In 2004, we conducted extensive investigations into two mergers among group health insurers ­ UnitedHealth Group with Oxford Health Plans, and Anthem Inc. with WellPoint Health Networks ­ to determine whether the merger might give the combined firm market power either in the provision of health insurance services, or on the buyer side, as payors for health care services. As explained in the closing statements we issued, we ultimately concluded that neither competitive problem was likely and closed the investigations.

In 2003, we challenged the G.E./Instrumentarium merger regarding its likely harm to competition for critical care monitors and for mobile C-arm x-ray machines used in surgery. The case was settled with a consent decree requiring G.E. to divest Instrumentarium's critical care monitor and mobile C-arm x-ray operations before the two firms could merge.

In 2002, we sued Mountain Health Care, a North Carolina physician organization with over 1000 members, for restraining competition by adopting joint fee schedules for its members and negotiating with health plans on their behalf, which had resulted in patients paying inflated prices for medical care. That case was settled by a consent decree requiring Mountain Health Care to cease operations.
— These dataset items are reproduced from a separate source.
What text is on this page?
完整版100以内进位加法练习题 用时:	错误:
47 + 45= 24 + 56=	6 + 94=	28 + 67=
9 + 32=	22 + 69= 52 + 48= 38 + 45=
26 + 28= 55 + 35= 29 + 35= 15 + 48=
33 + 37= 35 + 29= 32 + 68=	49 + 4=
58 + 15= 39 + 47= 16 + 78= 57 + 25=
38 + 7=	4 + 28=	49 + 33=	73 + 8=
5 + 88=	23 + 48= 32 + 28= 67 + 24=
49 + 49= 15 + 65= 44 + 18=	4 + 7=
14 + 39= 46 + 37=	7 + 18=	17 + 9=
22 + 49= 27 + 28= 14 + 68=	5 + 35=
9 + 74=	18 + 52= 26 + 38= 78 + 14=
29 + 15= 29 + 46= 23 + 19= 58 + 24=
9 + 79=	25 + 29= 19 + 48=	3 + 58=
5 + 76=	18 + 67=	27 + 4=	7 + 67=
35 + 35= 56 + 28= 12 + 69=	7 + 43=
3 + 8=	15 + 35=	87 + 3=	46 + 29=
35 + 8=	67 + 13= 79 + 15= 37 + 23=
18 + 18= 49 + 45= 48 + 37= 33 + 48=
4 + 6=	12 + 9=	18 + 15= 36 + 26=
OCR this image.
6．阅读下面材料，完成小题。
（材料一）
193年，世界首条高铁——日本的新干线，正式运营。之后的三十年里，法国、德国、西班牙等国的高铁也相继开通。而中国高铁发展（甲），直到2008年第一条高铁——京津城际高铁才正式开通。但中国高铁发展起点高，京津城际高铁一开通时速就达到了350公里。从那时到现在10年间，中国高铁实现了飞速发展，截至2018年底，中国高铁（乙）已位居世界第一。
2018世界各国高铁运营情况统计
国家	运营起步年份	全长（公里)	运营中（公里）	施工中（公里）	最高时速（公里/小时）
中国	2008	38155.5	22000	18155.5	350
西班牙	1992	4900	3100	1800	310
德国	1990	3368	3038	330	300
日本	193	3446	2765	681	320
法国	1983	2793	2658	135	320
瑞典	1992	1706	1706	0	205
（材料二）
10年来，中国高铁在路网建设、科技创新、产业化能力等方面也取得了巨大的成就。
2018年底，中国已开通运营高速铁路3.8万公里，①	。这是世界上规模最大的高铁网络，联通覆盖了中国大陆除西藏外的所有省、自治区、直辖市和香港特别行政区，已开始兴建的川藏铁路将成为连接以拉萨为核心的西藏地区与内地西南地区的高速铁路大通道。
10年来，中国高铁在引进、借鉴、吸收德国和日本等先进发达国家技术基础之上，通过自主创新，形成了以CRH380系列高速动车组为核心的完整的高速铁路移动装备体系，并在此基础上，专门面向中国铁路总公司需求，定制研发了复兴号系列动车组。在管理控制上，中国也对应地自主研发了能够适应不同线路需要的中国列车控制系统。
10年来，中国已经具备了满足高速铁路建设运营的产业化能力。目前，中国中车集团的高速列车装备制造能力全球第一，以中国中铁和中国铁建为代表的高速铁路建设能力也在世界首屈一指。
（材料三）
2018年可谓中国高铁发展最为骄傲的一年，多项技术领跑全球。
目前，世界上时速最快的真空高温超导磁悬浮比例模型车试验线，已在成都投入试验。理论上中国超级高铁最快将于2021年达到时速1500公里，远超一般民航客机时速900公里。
Joint Hearings on Health Care Antitrust Issues

In 2003, the Division and the FTC hosted a series of hearings on a full range of health care competition law and policy issues, to increase our knowledge about health care antitrust issues, and to educate policymakers and the public about antitrust issues and enforcement in this area. In 2004, the Division and the FTC issued an extensive joint report on those hearings.(1) The Report covers a variety of issues, including issues relating to physicians, hospitals, pharmaceuticals, and insurance.

Among its recommendations, the Report encourages payors and providers to continue innovating to increase incentives for providers to lower costs and enhance quality, and to improve incentives for consumers to seek these improvements. The report also counsels against relying on community commitments for resolving competitive concerns with hospital mergers, or looking to "countervailing power" for an effective response to disparities in bargaining power between payors and providers, specifically recommending against legislation to immunize collective bargaining among competing physicians.

The report also urges that the role of subsidies and mandates be re-examined for distorting effects on competitive efficiency, and that unnecessary regulatory barriers to entry into provider markets be reduced. The health care marketplace is extensively regulated ­ not only in terms of rules imposed by government as a large third-party payor, but also in terms of the variety of mandates and restrictions enacted to protect patients and subscribers. Some of these regulations can create their own anti-competitive inefficiencies and barriers to entry, and we have been examining some of these regulations in our competition advocacy role.

One such barrier to entry is the certificate of need, under which providers need state regulatory authority before they can enter a market -- for example, by building a new facility. The restrictive effect of certificates of need was a factor in our investigations into the Vermont home health care agencies and into the market allocation agreement between the Bluefield and Princeton hospitals.

We believe this Report will continue to be a useful resource for the health care community and the antitrust bar on these issues, and it will inform our antitrust investigations and enforcement actions into the future.

Conclusion

Mr. Chairman, the Antitrust Division fully recognizes the critical importance of a competitive health care marketplace to all Americans. We are committed to preserving competition in this marketplace through appropriate antitrust enforcement, and we will continue to monitor this marketplace closely.

Thank you for the opportunity to testify. I would be happy to answer questions.


FOOTNOTES

1. The report, "Improving Health Care: A Dose of Competition," can be found at www.usdoj.gov/atr/public/health_care/204694.htm.